The drama of the season has concerned the allegations, investigations and revelations concerning the very worldly real estate dealings of the monks of the Vatopedi Monastery on Mount Athos. This is the stuff of great drama, with initial claims of political influence being brought to bear on the state machinery to the benefit of the monks leading, in fits and starts, to revelations of wheeling-and-dealing that would not be out of place at the Vatican at its most conspiratorial best or in Umberto Eco's "Name of the Rose." (We all remember the case of "God's banker," Roberto Calvi, chairman of the Vatican-controlled Banco Ambrosiano, who was found hanging under Black-friars Bridge in London in 1982. A shroud of mystery still hangs over this story, even though Italy has no shortage of playwrights and filmmakers capable of making dark sense of it all.)

Here we have a handful of monks who set up a network of offshore companies (or, as they say, non-offshore companies, as they were based in EU member Cyprus) to buy and sell land that the monastery took control of after a conspiracy of (alleged) political and judicial favors resulted in the Vatopedi Monastery's ownership of a large tract of useless land around a protected lagoon being exchanged for very valuable properties that could be used for housing development. Supreme Court prosecutor Giorgos Sanidas, who did the work investigative journalists in this country will not, ordered a judicial investigation, saying that the state may have lost 100 million euros in the deal. The nation has been stunned by revelations that include an effort to blackmail a businessman who turned out to be a partner of the monks in at least one of their offshore companies, a former bellydancer's refutation of a lawyer's claims that Thessaloniki Prefect Panayiotis Psomiadis had hinted at the prime minister's interest in supporting the monks, the archbishop of Cyprus's declaration that the Vatopedi abbot and his Cypriot compatriots were "contrabandistas" who had funnelled money to the island republic, and so on and so forth. On November 28, Ecumenical Patriarch Vartholomaios - in God's absence - summoned the abbot, Ephraim, to the Phanar and called on him to resign.
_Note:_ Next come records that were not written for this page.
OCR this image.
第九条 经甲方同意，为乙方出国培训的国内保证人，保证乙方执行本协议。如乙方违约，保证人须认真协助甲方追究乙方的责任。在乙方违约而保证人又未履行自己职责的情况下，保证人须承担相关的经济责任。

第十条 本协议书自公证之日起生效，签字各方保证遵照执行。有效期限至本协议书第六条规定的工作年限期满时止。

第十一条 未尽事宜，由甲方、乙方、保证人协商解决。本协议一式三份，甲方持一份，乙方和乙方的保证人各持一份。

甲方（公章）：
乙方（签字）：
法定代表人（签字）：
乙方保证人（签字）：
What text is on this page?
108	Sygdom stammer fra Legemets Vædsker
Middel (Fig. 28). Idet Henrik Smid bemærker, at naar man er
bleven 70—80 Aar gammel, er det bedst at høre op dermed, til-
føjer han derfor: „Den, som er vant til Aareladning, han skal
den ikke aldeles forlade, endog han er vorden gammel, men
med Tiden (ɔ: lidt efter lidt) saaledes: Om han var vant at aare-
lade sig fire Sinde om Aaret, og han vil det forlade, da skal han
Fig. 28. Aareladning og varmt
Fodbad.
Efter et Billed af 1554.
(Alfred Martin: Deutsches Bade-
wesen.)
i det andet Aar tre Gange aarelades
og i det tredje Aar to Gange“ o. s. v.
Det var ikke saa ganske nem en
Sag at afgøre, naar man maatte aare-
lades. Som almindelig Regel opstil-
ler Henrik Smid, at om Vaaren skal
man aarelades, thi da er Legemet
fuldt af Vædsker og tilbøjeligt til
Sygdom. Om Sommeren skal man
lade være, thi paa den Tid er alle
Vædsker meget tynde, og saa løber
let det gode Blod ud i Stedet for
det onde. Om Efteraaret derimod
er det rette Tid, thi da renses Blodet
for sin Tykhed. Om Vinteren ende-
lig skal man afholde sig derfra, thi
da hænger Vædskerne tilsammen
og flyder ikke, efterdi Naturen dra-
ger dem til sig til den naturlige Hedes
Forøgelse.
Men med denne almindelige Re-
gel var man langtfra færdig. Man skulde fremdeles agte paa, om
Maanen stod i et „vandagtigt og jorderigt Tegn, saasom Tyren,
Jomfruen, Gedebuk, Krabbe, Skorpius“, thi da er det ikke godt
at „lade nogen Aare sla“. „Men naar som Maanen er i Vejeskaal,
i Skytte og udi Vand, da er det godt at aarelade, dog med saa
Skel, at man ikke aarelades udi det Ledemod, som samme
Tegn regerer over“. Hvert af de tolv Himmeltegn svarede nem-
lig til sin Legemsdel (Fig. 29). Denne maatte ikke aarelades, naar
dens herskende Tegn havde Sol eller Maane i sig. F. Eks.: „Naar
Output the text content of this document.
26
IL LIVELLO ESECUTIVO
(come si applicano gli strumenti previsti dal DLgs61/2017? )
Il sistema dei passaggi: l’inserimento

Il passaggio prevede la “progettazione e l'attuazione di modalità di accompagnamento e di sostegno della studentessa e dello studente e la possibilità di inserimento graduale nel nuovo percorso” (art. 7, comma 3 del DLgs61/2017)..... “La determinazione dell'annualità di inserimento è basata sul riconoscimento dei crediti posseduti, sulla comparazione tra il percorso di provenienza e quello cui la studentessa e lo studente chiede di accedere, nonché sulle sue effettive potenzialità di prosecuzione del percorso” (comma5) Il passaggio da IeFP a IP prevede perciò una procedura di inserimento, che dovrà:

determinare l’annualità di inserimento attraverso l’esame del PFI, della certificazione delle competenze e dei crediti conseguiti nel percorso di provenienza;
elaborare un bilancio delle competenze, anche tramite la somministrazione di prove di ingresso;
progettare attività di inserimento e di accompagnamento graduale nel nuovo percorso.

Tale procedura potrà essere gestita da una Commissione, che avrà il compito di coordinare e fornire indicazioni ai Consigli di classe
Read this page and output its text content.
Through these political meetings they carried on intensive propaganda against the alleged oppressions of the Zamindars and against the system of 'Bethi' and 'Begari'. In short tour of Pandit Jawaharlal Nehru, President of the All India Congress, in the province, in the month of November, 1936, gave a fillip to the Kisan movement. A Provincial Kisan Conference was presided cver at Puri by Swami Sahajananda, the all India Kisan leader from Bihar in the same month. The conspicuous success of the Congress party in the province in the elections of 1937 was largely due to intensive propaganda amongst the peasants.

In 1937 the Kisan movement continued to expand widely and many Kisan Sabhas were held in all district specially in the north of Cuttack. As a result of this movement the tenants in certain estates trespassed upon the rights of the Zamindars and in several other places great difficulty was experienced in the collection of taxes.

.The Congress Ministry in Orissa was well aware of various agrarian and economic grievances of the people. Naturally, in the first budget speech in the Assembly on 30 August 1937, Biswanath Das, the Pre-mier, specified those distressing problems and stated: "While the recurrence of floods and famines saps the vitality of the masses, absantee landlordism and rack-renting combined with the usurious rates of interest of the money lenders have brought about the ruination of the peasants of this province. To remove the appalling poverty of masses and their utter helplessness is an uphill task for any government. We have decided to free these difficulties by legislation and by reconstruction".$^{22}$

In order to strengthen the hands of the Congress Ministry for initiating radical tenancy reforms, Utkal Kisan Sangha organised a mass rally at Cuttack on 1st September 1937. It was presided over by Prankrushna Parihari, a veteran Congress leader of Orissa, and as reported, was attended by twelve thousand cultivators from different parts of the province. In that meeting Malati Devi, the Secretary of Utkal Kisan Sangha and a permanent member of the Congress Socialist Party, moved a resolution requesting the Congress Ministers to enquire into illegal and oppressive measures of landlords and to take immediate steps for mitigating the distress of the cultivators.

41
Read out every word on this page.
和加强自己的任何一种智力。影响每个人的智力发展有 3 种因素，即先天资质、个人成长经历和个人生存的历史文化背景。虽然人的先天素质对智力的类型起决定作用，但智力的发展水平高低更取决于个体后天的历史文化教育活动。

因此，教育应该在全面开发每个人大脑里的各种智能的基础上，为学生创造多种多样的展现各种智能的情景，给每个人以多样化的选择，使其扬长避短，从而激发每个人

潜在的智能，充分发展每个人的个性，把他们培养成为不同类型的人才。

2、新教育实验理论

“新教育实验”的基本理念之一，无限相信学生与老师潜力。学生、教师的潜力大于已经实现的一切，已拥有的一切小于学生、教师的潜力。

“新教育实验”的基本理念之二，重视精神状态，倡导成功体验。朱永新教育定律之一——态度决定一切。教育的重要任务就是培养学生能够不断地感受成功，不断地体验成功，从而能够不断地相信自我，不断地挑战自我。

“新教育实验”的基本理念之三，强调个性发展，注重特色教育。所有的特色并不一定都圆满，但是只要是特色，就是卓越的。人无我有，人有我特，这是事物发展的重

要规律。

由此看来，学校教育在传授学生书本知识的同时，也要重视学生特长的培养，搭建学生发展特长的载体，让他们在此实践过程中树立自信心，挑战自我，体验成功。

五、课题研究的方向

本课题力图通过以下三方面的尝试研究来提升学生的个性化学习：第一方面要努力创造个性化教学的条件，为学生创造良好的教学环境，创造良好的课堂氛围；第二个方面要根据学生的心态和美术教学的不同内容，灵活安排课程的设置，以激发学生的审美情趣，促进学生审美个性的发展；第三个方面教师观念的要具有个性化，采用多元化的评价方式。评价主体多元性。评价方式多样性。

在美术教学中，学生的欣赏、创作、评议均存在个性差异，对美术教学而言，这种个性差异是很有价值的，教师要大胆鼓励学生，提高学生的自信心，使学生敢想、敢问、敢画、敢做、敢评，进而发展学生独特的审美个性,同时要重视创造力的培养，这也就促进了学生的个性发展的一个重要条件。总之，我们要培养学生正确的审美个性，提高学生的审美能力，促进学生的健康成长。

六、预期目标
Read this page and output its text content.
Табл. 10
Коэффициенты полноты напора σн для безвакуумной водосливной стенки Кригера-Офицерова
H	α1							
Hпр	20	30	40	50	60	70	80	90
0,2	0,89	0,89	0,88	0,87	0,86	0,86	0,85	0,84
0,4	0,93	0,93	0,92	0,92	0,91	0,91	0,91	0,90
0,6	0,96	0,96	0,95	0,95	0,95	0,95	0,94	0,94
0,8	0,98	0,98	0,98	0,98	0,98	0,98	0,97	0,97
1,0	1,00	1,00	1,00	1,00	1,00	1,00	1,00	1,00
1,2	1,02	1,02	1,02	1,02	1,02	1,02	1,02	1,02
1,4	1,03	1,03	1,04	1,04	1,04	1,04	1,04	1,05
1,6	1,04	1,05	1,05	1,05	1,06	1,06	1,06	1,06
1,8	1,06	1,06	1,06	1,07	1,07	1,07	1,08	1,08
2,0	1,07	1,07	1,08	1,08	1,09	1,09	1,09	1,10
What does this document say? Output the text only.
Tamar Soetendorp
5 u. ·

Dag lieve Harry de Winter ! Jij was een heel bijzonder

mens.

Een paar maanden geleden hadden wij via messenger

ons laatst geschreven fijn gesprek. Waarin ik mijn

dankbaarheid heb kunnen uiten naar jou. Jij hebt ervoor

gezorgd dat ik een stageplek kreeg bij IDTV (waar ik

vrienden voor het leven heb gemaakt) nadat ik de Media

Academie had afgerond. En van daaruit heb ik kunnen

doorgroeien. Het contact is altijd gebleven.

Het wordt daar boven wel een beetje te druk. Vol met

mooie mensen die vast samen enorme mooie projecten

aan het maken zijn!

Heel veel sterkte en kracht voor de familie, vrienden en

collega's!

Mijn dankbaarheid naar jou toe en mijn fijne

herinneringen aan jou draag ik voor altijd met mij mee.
The deal, as far as we know, entails Ephraim handing over the finances of the monastery to another monk while remaining Vatopedi's spiritual head as the judicial investigation into the affair rolls on.
On the political front, the parliamentary inquiry into politicians' possible culpability is expected to end in the same way every major scandal in this country ends: in mutual recriminations between the political parties and, in the overall confusion, an impasse in which no one is held accountable for their actions (or inaction). The questioning of witnesses and possible culprits was due to end yesterday, after two former ministers, who lost their jobs because of this scandal, had put forward their views. Current and former ministers passed the blame from one to the other and to PASOK officials, for the initial decisions acknowledging the monks' eons-old right to the Vistonida lagoon property. New Democracy's majority on the panel blocked an effort by PASOK to extend the inquiry. All the parties are now expected to come up with their own, conflicting reports, leading nowhere.


No one, of course, expected anything better. No politicians will be held to account. If anyone at all is punished it will be some anonymous member of the state machinery whose life will be destroyed because he or she got in the way of bigger interests. And so the general feeling of injustice, of citizens' impotence, will continue.

That is why the absence of a great tragedian is so profound. Not only are the protagonists of these wonderful tales (which never seem to end) deprived of their tragic grandeur - what's worse is that, knowing that there will be no dispensation of justice at the political and judicial level, we could only expect justice through a playwright's pillorying of those who poison our public life and undermine our future. Until a new Euripides, Shakespeare or Beckett arises, we will allow the protagonists to write their own script and drag us along with them.